Burger King New Zealand head of marketing Andrea Spearman told Stuff, the burger was 100 per cent plant-based but cooked on the same equipment as beef patties, so was not vegan or vegetarian.
It was an option for "flexitarians" and people looking for an alternative to meat that still tasted like a burger, she said.
Vegetarians are yet to give their verdict on the burger but if Macca's version is anything to go by — it will generate some mixed reviews.
When McDonald's unveiled its meat-free burger in November, many vegetarians were left "disappointed" while others saw it as a "step forward".
"I would be happier if it was prepared vegetarian. But it's progress. The more vegie junk food the better lol," one Twitter user said at the time. "It's a positive for less meat consumption. Any step in that direction is a positive," another said.

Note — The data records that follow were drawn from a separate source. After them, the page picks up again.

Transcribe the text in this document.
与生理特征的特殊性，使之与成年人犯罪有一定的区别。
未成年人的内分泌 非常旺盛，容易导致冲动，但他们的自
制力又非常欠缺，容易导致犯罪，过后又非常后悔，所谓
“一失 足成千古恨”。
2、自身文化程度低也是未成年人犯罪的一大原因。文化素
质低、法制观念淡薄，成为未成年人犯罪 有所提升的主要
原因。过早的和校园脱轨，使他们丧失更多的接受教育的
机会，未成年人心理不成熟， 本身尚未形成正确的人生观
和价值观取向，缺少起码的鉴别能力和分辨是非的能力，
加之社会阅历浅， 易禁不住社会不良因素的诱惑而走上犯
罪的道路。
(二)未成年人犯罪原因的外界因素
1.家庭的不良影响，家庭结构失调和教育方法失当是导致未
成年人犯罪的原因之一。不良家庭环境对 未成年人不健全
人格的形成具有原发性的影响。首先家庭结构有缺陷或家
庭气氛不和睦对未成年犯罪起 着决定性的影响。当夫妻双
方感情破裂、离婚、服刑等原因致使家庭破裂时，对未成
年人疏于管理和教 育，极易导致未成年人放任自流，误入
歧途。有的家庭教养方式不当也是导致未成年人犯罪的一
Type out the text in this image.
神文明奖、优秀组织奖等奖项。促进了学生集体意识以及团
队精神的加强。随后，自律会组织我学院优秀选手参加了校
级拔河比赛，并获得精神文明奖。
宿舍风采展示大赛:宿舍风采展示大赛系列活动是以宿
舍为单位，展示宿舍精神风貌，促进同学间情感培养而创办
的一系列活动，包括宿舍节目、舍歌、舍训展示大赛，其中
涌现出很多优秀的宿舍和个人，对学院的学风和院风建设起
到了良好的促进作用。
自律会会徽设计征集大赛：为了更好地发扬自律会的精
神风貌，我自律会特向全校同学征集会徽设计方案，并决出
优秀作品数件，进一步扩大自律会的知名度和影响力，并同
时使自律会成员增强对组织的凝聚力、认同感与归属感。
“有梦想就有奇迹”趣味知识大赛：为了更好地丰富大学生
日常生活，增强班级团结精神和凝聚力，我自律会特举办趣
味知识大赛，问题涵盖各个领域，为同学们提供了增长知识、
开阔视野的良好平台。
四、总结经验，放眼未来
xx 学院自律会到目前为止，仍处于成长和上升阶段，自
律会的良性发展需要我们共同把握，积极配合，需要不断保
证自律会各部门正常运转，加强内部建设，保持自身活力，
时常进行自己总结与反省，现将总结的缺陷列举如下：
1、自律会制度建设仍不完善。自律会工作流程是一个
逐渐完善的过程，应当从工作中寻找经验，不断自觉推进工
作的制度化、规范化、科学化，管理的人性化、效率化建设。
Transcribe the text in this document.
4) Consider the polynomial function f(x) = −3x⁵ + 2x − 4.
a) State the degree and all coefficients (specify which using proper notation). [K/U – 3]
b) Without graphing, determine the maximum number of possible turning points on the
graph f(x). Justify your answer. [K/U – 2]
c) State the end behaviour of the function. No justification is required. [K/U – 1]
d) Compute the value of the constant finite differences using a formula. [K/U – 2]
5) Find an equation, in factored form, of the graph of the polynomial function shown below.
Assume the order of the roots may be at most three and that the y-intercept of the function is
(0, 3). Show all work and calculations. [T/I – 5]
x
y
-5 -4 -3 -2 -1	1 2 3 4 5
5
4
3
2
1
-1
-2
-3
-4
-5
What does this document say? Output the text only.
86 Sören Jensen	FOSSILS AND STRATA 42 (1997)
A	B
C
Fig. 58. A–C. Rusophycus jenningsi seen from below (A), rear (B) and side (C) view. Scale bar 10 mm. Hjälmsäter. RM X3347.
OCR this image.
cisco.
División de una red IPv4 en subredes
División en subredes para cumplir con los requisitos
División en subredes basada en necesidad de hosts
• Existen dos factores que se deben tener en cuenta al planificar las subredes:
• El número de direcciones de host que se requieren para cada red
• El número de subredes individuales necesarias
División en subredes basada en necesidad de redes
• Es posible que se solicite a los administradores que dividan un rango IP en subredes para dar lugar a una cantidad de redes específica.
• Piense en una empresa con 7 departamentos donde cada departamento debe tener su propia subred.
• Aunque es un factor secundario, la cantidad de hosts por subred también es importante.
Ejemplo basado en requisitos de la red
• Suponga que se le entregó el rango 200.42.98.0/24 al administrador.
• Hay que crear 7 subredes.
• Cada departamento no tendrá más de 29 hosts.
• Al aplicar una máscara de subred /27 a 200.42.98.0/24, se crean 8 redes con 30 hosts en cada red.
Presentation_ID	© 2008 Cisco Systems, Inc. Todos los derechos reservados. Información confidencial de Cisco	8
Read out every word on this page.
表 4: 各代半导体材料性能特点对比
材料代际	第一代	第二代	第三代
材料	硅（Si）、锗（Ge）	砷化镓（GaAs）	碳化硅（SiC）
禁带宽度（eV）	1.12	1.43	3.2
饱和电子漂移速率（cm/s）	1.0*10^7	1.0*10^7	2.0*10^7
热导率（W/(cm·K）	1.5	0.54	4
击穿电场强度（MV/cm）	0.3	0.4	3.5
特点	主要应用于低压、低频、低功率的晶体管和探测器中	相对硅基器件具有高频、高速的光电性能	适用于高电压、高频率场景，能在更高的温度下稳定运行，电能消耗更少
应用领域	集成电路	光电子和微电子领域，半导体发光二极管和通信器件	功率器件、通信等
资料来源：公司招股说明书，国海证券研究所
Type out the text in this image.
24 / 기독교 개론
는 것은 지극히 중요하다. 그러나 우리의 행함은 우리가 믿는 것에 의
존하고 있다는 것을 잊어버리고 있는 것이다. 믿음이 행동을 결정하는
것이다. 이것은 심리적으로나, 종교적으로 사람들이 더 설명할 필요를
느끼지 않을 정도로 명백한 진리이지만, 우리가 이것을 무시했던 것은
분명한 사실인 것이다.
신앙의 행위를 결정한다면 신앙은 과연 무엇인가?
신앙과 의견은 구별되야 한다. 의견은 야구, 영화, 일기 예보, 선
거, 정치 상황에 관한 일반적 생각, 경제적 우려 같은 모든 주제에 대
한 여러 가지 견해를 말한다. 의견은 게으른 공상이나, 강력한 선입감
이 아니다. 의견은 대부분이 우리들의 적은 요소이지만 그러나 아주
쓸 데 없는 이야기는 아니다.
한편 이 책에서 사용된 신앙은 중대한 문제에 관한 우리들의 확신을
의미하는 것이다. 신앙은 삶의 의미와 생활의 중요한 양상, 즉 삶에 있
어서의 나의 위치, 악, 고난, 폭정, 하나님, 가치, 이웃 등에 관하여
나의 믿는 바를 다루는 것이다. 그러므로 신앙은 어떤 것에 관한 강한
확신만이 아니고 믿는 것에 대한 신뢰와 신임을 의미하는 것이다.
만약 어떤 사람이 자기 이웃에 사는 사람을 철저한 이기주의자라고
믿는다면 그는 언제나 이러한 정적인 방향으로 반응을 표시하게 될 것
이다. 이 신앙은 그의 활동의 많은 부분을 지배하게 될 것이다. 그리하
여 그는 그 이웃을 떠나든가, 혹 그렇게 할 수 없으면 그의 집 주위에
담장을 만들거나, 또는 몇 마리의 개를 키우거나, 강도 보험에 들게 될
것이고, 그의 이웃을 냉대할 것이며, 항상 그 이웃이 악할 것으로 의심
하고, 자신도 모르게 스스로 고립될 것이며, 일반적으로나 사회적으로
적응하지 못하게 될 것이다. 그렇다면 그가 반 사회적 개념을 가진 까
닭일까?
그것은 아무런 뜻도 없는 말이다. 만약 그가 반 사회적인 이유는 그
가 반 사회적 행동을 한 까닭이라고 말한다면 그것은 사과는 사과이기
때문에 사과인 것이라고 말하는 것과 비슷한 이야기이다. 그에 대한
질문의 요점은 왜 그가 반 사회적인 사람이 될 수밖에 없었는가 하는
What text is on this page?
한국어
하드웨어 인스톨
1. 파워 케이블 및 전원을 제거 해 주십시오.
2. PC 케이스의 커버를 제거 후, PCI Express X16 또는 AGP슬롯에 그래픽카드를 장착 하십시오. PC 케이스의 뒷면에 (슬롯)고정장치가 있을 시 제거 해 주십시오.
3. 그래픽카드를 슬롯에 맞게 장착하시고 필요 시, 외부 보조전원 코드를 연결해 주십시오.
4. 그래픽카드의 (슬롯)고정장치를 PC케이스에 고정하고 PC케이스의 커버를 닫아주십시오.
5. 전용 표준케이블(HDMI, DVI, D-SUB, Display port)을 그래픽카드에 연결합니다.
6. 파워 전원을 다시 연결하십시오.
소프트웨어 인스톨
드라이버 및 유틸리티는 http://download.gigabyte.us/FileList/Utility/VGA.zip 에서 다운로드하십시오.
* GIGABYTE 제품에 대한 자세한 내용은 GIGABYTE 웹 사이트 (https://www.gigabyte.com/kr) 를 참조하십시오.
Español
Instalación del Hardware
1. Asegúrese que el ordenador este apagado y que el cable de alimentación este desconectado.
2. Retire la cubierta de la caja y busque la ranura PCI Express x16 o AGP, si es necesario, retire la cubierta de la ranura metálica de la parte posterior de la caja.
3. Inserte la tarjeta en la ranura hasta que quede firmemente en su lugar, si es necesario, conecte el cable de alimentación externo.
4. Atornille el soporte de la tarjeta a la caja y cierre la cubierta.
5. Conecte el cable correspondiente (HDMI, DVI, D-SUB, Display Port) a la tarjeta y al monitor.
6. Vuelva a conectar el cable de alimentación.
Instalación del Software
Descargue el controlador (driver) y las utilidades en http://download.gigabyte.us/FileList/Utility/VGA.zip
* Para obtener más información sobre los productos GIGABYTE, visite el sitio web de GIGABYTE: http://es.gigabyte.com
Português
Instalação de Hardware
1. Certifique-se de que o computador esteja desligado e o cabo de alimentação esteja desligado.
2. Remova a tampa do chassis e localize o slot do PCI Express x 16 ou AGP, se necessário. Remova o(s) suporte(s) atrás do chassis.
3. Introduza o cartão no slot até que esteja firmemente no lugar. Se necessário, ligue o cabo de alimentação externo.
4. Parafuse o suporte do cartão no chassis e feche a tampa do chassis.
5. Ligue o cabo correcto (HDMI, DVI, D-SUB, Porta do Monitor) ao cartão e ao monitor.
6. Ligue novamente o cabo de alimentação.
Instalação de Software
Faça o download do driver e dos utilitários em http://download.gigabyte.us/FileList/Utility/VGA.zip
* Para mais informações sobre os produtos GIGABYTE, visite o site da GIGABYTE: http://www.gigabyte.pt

When Burger King US introduced its version "Impossible Whopper" in November last year, it was sued by a vegan for cooking it on the same grills as traditional beef Whoppers.
It was rendered "unfit" for people who don't eat animal by-products, according to the court case.
The man from Georgia in the US, Phillip Williams, said when he bought the burger, he believed it conformed to his "strict vegan diet".
He alleged that the Burger King where he purchased his meal had no signs indicating that Impossible Whopper patties were cooked on the same grill as meat items on the menu or that asking for a non-broiler cooking method was an option, the Washington Post reported.
The case noted there had been "numerous consumer complaints posted online" from others also angry at the cooking method.
On its website it states the plant-based burgers as "100% Whopper, 0% Beef," and in smaller print below the description, the company says customers who want a "meat-free option" can request their Impossible Patties not be prepared on the broiler where beef and chicken products are cooked, the publication reported.